Jusqu’ici les difficultés étaient plutôt raides. Les trois dernières longueurs deviennent dalleuses, mais avec des passages qui restent physiques à cause des cannelures verticales qui obligent à monter les pieds très haut et à forcer en opposition. Entamé, avec des crampes à force de grimper et de tirer le sac de hissage, j’attaque le 7c sans conviction mais sans pression non plus, je rate l’enchaînement de peu à une zipette près.
Dans le 7c (L9)

Voici le dernier 8a, un vague dièdre très ouvert et arrondi, plutôt une ondulation. Fatigué, je tétanise tantôt d’une main, tantôt d’un mollet, mais j’arrive toujours à effectuer des micro-récupérations pour grapiller un mouvement après l’autre. A un moment, désespéré, je jette mon pied sur une pente inclinée à la hauteur du visage, je rampe pour me rétablir. C’était la bonne méthode ! Encore quelques difficultés et mouvements obligatoires avant d’arriver incrédule au relais.
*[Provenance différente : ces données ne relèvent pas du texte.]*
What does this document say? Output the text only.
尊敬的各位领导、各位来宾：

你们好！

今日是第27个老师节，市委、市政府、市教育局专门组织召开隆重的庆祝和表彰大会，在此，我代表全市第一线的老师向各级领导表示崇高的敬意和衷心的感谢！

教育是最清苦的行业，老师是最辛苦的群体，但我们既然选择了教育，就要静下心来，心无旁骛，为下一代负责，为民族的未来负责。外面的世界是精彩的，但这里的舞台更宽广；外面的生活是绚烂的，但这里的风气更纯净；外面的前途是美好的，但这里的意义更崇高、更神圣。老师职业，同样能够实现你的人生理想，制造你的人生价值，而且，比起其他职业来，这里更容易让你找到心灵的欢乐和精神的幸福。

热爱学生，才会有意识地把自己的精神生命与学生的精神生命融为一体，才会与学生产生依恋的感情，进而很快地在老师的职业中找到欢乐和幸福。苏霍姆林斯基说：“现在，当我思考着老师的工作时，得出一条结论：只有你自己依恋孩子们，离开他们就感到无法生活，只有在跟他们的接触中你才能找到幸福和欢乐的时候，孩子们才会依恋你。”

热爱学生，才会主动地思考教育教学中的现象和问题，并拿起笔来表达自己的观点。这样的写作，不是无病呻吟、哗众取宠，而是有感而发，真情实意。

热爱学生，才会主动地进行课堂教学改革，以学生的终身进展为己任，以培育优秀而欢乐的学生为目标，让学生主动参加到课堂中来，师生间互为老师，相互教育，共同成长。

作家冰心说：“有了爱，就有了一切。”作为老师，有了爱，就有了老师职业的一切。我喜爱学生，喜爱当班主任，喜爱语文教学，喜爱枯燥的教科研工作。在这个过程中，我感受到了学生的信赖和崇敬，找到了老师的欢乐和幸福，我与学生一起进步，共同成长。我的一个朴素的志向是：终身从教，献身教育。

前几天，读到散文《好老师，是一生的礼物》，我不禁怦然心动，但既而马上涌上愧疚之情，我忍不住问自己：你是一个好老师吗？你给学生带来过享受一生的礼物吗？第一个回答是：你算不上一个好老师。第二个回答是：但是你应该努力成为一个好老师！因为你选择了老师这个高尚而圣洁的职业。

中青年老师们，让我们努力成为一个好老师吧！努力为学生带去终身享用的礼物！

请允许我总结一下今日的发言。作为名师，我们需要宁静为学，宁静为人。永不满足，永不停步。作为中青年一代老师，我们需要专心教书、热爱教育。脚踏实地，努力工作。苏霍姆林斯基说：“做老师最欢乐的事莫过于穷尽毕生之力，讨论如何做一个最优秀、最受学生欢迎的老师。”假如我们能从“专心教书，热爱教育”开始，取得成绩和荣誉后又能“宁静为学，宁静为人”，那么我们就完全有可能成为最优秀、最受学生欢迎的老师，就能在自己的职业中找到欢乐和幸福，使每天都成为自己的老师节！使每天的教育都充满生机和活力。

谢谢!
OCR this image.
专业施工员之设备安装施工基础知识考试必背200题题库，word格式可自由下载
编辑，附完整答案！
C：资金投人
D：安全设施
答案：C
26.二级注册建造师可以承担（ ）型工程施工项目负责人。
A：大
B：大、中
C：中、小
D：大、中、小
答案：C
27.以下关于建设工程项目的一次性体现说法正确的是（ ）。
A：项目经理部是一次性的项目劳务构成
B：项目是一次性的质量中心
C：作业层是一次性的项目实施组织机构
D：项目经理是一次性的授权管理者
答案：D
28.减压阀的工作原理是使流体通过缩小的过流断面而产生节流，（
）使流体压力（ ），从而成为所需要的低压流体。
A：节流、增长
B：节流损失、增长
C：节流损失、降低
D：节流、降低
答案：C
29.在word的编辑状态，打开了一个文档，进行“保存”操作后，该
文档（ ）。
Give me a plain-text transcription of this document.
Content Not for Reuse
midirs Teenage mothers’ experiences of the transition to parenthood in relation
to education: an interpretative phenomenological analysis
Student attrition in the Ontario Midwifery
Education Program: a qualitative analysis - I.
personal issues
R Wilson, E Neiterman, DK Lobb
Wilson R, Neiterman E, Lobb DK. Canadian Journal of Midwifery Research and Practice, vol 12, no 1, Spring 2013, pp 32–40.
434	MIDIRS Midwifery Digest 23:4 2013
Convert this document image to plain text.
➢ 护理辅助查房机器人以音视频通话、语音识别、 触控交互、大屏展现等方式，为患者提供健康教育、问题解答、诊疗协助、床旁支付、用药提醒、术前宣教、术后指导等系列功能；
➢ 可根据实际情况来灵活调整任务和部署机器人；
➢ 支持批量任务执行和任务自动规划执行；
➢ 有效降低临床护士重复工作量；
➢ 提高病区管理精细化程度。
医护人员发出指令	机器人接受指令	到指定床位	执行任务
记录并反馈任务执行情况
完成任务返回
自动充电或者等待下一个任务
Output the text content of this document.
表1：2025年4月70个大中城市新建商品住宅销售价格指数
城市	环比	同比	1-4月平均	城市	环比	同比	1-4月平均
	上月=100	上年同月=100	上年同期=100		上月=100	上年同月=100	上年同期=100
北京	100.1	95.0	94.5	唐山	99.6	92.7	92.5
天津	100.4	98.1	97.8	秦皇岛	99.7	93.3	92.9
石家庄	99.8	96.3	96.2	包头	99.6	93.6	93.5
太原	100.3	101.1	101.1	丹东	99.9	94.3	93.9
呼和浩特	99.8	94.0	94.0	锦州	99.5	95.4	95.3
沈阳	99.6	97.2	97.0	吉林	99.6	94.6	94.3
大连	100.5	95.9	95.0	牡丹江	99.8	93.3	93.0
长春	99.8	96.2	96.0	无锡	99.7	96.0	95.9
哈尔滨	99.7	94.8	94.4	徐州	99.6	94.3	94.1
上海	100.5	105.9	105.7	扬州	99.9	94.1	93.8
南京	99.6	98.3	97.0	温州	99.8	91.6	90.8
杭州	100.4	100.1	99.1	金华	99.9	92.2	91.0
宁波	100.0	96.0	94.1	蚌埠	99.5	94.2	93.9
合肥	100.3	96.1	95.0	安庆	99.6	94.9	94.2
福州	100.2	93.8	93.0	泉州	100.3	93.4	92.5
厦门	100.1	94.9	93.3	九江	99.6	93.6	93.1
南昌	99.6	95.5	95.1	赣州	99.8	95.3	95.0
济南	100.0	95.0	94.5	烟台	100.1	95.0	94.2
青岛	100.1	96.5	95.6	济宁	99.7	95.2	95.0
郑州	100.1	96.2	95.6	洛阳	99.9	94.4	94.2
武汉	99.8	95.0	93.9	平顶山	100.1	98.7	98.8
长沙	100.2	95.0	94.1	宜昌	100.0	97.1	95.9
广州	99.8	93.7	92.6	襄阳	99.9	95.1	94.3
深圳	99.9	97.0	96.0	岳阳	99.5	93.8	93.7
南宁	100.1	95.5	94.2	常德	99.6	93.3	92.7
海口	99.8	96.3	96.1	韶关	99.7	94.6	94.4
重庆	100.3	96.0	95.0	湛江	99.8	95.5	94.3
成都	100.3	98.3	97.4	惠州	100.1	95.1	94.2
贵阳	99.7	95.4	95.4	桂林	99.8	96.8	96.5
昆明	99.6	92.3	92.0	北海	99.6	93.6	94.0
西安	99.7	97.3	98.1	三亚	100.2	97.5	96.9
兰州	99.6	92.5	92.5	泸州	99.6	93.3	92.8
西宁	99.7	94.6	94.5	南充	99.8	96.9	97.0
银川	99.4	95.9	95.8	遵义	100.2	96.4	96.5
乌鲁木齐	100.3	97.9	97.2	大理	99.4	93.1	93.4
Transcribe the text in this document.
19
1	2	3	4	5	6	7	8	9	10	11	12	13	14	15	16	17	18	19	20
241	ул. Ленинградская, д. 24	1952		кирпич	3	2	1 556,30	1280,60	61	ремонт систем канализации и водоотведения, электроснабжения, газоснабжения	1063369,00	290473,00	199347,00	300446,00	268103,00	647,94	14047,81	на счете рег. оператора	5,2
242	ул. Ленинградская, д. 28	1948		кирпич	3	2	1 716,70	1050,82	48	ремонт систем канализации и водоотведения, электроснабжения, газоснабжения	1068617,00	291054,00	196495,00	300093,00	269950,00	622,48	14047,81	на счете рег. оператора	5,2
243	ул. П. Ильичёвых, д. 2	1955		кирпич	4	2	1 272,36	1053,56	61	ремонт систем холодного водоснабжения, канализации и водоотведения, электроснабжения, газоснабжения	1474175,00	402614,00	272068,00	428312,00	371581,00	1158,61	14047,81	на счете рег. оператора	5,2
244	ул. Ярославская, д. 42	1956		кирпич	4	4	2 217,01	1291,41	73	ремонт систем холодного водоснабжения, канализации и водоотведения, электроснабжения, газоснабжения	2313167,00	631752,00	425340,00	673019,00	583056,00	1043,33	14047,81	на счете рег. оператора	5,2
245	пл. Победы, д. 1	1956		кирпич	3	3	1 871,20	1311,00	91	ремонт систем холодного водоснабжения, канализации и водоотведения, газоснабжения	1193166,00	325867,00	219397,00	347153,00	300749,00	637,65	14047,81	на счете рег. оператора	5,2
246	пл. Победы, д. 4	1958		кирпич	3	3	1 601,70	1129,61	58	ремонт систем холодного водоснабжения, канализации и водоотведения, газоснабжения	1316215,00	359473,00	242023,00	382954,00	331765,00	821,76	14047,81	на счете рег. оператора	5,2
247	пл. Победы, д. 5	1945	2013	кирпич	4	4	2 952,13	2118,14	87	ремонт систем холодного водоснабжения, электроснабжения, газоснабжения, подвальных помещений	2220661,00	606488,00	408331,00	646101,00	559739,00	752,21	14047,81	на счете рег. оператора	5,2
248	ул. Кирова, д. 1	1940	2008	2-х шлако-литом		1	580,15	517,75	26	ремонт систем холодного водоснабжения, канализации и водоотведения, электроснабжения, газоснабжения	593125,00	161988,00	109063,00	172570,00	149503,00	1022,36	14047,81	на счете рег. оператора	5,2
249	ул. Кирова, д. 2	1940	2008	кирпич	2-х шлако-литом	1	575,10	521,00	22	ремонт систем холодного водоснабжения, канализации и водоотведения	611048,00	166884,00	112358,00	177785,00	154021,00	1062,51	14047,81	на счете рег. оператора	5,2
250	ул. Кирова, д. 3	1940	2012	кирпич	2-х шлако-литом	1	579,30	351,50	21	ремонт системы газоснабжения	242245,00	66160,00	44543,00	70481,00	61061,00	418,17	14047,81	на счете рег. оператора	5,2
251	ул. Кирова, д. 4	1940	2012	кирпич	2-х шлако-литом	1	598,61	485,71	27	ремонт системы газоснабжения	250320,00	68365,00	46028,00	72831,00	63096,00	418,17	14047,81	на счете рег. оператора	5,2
Vue sur le dernier 8a (L10)

La dernière longueur est annoncée 7c+, porté par la réussite précédente je parviens aussi à l’enchaîner, je la trouve presque plus abordable que le 7c deux longueurs plus bas. Même s’il reste encore à redescendre, à pied en suivant les sangles, ces sentiers perchés sur des vires inclinées entre les étages des parois, la pression retombe et on peut enfin savourer le magnifique paysage.